На том и закончилось мое путешествие в Город. Начальник сам отвел меня к поезду и поручил кондуктору. Теперь я сидел в вагоне на лавке рядом с другими пассажирами. Мы ехали ночь и еще день, кондуктор помог мне сделать пересадку.

Сегодня, когда я вижу прошлое во всей его полноте, самую большую боль доставляют мне вовсе не воспоминания о том, что мне пришлось испытать во время моего долгого ожидания и путешествия в Город, со всей силой запоздалой горечи я жалею о том, что три раза был совсем рядом с Отцом и все-таки мы не встретились. В первый раз мы разминулись с ним, когда я пришел в комендатуру у нас в Местечке; разделила нас всего одна лишь секунда, и этого было довольно, чтобы мы не встретились в том длинном коридоре. Во второй раз это случилось в Городе, в ресторане, куда привела меня женщина с красной сумочкой; Отец зашел туда же выпить пива, а я в это время, должно быть, уже спал под стойкой в гардеробе. Но самым обидным и сейчас, спустя столько лет, кажется мне то, что мы с Отцом возвращались домой одной и той же дорогой, одними и теми же поездами, и все-таки и на этот раз судьба подшутила над нами.

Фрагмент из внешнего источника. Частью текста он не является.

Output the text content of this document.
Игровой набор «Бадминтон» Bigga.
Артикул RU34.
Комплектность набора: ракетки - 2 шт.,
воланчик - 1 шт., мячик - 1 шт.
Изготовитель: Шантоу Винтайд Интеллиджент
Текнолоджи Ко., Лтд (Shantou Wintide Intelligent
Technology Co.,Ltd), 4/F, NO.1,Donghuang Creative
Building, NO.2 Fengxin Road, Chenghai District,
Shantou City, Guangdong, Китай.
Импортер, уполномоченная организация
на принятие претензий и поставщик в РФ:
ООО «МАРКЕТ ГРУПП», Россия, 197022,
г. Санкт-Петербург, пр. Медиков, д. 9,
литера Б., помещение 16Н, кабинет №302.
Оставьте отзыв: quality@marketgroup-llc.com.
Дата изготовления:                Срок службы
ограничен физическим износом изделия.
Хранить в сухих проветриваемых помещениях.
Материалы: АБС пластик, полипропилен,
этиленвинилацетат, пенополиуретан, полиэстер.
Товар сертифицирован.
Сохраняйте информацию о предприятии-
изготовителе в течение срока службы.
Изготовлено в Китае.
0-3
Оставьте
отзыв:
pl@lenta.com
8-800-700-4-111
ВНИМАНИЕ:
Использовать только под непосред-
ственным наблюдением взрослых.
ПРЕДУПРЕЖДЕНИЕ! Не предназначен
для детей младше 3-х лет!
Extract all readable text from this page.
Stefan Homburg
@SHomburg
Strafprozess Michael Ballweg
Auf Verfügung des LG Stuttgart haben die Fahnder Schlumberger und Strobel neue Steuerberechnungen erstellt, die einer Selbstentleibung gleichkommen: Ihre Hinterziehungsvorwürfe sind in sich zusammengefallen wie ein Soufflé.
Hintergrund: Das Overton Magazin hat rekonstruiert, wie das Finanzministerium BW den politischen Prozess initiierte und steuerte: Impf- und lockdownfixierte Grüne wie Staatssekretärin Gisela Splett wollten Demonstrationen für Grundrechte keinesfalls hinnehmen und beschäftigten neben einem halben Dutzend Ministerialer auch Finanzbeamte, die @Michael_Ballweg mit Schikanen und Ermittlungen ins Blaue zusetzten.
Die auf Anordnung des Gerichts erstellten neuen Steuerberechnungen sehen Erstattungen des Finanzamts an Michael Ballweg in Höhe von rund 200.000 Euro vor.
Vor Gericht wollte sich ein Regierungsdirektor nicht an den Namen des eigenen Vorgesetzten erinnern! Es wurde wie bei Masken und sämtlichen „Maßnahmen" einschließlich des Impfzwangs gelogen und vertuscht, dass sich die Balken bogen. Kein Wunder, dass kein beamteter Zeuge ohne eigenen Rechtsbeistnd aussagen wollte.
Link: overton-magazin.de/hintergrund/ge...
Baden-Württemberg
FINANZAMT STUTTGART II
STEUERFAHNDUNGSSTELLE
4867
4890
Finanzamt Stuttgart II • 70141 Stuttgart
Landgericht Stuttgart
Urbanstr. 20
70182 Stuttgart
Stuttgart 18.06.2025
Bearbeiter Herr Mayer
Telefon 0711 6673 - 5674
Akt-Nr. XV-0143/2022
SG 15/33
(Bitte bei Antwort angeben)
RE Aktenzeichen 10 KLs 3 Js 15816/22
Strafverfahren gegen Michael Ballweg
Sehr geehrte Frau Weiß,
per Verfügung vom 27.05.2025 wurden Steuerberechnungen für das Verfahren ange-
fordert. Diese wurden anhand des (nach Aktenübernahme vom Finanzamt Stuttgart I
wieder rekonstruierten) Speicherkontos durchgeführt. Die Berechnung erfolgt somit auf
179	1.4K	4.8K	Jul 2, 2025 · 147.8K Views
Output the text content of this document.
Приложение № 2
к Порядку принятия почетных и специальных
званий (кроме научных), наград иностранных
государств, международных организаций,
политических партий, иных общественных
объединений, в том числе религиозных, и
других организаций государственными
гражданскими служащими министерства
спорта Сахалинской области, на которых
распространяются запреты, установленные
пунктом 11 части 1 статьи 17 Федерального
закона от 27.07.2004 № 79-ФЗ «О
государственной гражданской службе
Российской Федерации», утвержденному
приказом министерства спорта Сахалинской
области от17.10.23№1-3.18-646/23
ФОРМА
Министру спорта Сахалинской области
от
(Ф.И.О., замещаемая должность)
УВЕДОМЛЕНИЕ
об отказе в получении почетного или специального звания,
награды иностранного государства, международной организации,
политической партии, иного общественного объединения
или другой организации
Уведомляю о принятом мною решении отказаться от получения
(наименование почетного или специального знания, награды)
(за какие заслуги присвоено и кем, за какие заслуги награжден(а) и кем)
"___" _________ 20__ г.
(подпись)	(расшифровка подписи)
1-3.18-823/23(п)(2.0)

Чем ближе мы подъезжали к Местечку, тем неспокойней становилось на душе. В вагоне все говорили только о наводнении. По дороге мы видели, что реки и в самом деле вот-вот выйдут из берегов. Поезд ехал кружным путем. На одной из станций, для меня незнакомой, почти все пассажиры сошли. Я не знал, как мне быть. Не мог найти кондуктора, которому поручили меня опекать. Люди с большими узлами, как очумелые, носились по узкому перрону, то садились в поезд, то снова вылезали. Наконец поезд тронулся, но спустя час или два остановился в чистом поле. Стоял он долго. Я вылез из вагона. Дождь равномерно бил в глухую темную пустоту. Мерным вздохом паровоза, голосам машинистов вторил какой-то другой, все нараставший и грозный гул. Вскоре неопределенность нашего положения кончилась, пришло известие, что дальше ехать нельзя: мост на реке под угрозой. Я порасспросил сновавших по путям людей, далеко ли мое Село. Мне сказали, что не так уж и далеко, но советовали не плутать ночью, а остаться в поезде и дождаться утра.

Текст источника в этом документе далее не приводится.